Intel gratuliere Red Hat zum zehnten Jahrestag von Red Hat Enterprise Linux. „Wir freuen uns auf die weitere Zusammenarbeit und Innovationen in wichtigen Bereichen wie offenen, sicheren Federated Clouds oder geschäftskritischen Plattformen, die auf Open-Source-Software und Intel-Architektur basieren“, so Fischer.

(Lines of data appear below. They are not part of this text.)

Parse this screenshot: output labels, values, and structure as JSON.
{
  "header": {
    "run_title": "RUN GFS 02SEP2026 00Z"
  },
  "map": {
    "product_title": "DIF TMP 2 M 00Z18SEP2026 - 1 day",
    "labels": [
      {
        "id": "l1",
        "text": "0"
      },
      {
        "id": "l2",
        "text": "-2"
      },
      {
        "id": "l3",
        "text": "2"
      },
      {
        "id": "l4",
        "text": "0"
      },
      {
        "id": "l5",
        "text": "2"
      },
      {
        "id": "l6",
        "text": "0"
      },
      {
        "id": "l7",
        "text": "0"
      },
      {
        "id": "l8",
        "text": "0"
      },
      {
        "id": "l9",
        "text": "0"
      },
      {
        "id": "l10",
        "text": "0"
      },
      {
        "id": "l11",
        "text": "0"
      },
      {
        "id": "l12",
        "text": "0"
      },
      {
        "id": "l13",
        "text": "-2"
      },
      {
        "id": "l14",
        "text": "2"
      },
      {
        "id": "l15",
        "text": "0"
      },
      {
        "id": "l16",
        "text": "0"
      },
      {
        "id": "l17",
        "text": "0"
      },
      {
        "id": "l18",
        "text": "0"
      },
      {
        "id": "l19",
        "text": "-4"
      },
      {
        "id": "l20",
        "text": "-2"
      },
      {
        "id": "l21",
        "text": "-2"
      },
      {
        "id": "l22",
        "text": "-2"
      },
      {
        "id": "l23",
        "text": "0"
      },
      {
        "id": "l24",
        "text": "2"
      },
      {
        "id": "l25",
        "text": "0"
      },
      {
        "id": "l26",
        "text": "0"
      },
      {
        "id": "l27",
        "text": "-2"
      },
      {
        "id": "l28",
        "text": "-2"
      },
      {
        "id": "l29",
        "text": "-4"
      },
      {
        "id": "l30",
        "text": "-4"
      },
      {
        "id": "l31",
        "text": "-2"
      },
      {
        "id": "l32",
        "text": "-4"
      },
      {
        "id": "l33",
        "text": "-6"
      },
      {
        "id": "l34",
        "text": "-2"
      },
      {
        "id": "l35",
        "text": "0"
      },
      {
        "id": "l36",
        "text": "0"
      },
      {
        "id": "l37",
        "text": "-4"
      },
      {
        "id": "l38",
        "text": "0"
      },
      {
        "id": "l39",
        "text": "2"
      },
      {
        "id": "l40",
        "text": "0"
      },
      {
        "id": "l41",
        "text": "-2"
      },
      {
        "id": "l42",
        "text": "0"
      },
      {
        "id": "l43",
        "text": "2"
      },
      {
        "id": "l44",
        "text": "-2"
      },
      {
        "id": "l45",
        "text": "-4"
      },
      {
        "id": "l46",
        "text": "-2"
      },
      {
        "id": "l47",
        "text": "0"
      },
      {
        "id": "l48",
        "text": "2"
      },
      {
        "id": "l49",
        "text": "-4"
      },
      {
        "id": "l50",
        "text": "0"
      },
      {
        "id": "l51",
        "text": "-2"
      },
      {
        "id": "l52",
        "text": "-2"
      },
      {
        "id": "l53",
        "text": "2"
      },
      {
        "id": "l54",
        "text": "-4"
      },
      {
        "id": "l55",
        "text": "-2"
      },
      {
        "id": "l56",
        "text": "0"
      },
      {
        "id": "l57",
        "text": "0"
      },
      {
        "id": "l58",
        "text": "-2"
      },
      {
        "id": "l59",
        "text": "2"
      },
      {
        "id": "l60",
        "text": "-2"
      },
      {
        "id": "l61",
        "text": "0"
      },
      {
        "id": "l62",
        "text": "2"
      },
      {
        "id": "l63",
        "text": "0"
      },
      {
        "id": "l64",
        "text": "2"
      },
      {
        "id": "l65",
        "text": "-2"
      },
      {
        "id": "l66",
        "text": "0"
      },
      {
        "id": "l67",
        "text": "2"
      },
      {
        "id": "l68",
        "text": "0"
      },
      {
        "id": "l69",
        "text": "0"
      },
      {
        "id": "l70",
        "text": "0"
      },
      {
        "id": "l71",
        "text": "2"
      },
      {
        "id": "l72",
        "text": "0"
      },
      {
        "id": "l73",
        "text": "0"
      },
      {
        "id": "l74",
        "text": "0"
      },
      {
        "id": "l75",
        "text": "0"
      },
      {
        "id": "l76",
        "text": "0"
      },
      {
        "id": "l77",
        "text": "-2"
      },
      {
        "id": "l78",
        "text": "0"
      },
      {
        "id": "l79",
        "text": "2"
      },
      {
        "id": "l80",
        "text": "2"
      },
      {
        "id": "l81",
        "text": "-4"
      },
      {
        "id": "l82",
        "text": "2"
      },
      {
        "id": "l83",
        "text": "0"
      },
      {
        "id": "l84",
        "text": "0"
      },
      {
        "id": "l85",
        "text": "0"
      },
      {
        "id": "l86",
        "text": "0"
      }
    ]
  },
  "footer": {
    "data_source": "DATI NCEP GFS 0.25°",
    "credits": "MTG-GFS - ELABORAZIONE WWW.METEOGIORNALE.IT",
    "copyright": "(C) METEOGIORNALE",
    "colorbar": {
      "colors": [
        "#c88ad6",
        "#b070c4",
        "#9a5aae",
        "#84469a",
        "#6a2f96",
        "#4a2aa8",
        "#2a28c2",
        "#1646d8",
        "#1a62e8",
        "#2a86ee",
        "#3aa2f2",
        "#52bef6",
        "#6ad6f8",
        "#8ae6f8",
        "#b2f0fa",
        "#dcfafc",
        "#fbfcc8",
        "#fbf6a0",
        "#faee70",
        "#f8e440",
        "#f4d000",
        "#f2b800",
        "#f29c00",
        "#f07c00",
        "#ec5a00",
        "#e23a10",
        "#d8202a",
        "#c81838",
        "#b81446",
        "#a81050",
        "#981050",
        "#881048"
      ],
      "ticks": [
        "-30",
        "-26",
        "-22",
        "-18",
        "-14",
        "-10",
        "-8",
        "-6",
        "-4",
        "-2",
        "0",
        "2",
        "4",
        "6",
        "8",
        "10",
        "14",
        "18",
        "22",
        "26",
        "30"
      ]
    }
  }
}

Für die In-Memory-Appliance „Hana“ indes, die verschiede Hardware-Hersteller auf der Basis von Xeon-E5-Prozessoren entwickeln, schreibt SAP die Verwendung von Suse-Linux vor. Trotzdem schließt sich Helge Deller, Leiter der SAP Linux Labs bei der SAP AG, der langen Reihe von Gratulanten an. Schleißlich laufen die hauseigenen ERP-Anwendungen auf dieser Linux-Distribution. „Red Hats Betriebssystem-Flaggschiff hat zur Veränderung der Marktdynamiken beigetragen und die Nutzungsmöglichkeit von Open-Source-Plattformen für Enterprise-Applikationen unter Beweis gestellt“, sagt er.

SAP auf RHEL

„SAP war schon immer ein Technologieführer und der erste Software-Anbieter von ERP-Applikationen auf Linux. In der Partnerschaft mit Red Hat helfen wir Anwendern bei der Identifizierung von Möglichkeiten, Open-Source-Plattformen zu nutzen, um Kosten zu senken und die betriebliche Effizienz zu erhöhen.“

Doch auch viele der weltweit größten Public und Private Clouds basieren bereits heute auf Red Hat Enterprise Linux, und auch zahlreiche neue Cloud- und Software-as-a-Service-Applikationen werden auf dieser Plattform entwickelt und betrieben.

Neue Ziele von Red Hat

Offene Standards sind ein Schlüssel für das Cloud-Computing; laut Red Hat gilt das insbesondere für Open Source. Die komplette Infografik gibt es als Download (siehe: unten)
Offene Standards sind ein Schlüssel für das Cloud-Computing; laut Red Hat gilt das insbesondere für Open Source. Die komplette Infografik gibt es als Download (siehe: unten)
(Bild: Rad Hat)

Zu den strategischen Zielen führt Red Hat im Bereich Red Hat Enterprise Linux alle wichtigen Schlagworte:

  • Bereitstellung einer Betriebssystem-Infrastruktur, die hinsichtlich Zuverlässigkeit, Leistungsmerkmalen und Kosteneffizienz industrieweit führend ist
  • Schaffung der Basis für offene Hybrid-Clouds mit der Bereitstellung einer konsistenten Entwicklungs- und Management-Plattform, die die nahtlose Migration von Applikationen zwischen On-premise- und Public-Cloud-Umgebungen ermöglicht und dabei branchenweit führende Funktionalitäten in den Bereichen Mandantenfähigkeit, Ressourcenmanagement und Quality-of-Service bietet
  • Einsatz von Linux für alle möglichen Workloads – für Legacy-Applikationen und Anwendungen der nächsten Generation, sei es innerhalb oder außerhalb des Unternehmens, on-premise oder hybrid. Damit wird den steigenden Workload-Anforderungen Rechnung getragen, die zum Beispiel auf Big-Data- oder mobile Applikationen zurückzuführen sind.